Time Complexity: O(N log N), dominated by the sorting step where N is the number of intervals. The iteration through the sorted intervals takes linear time.

Space Complexity: O(1). The algorithm uses a constant amount of extra space irrespective of the input size. We only need a few variables to track the current end time and the count of removed intervals.

Code Implementation Details (Python3 as Example)

The Python code efficiently implements this greedy approach:

class Solution:
    def eraseOverlapIntervals(self, intervals: List[List[int]]) -> int:
        intervals.sort(key=lambda x: x[1]) # Sort by end times
        ans, t = 0, intervals[0][1] # Initialize: ans (removed count), t (last end time)
        for s, e in intervals[1:]: # Iterate from the second interval
            if s >= t: # Non-overlapping
                t = e # Update last end time
            else: # Overlapping
                ans += 1 # Increment removed count
        return ans

The code first sorts the intervals list using a lambda function as the key to sort based on the second element (end time) of each interval.

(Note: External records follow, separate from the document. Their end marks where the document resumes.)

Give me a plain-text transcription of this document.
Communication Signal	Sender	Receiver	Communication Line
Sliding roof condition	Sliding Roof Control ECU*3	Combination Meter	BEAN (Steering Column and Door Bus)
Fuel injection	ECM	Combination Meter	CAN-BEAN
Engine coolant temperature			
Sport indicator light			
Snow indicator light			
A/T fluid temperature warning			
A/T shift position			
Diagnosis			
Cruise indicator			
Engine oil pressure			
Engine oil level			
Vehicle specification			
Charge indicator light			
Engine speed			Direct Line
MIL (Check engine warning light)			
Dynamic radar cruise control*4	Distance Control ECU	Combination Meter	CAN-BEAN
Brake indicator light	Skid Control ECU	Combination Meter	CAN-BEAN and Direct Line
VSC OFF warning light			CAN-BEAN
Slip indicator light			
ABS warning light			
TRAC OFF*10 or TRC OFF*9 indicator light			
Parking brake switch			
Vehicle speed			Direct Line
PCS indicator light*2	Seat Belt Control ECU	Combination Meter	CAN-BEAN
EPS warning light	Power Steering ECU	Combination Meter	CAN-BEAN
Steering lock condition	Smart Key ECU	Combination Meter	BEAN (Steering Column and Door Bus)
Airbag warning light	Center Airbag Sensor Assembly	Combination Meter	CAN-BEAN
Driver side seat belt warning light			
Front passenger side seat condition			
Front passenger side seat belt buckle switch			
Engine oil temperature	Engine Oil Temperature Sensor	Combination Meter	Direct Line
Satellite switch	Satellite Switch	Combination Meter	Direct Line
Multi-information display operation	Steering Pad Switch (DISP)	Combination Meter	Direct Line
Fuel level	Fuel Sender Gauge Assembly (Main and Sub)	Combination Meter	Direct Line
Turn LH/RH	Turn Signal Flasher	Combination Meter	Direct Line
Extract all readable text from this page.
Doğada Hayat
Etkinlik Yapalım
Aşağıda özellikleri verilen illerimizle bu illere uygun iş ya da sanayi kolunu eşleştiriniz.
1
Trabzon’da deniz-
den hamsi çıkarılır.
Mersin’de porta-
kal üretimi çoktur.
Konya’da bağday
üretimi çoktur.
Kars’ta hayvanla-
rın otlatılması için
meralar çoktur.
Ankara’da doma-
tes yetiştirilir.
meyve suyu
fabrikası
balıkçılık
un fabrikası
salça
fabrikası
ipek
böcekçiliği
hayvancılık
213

Then it initializes ans (the count of intervals to remove) to 0 and t (the end time of the last non-overlapping interval) to the end time of the first interval. It iterates through the sorted intervals starting from the second interval. If the current interval's start time (s) is greater than or equal to the last end time (t), it means there's no overlap, so we update t with the current interval's end time (e). Otherwise, if there's an overlap, we increment ans. Finally, it returns the value of ans.

Other languages (Java, C++, Go, TypeScript) implement the same logic with minor syntax variations to accommodate their respective features. The core algorithm remains consistent across all implementations.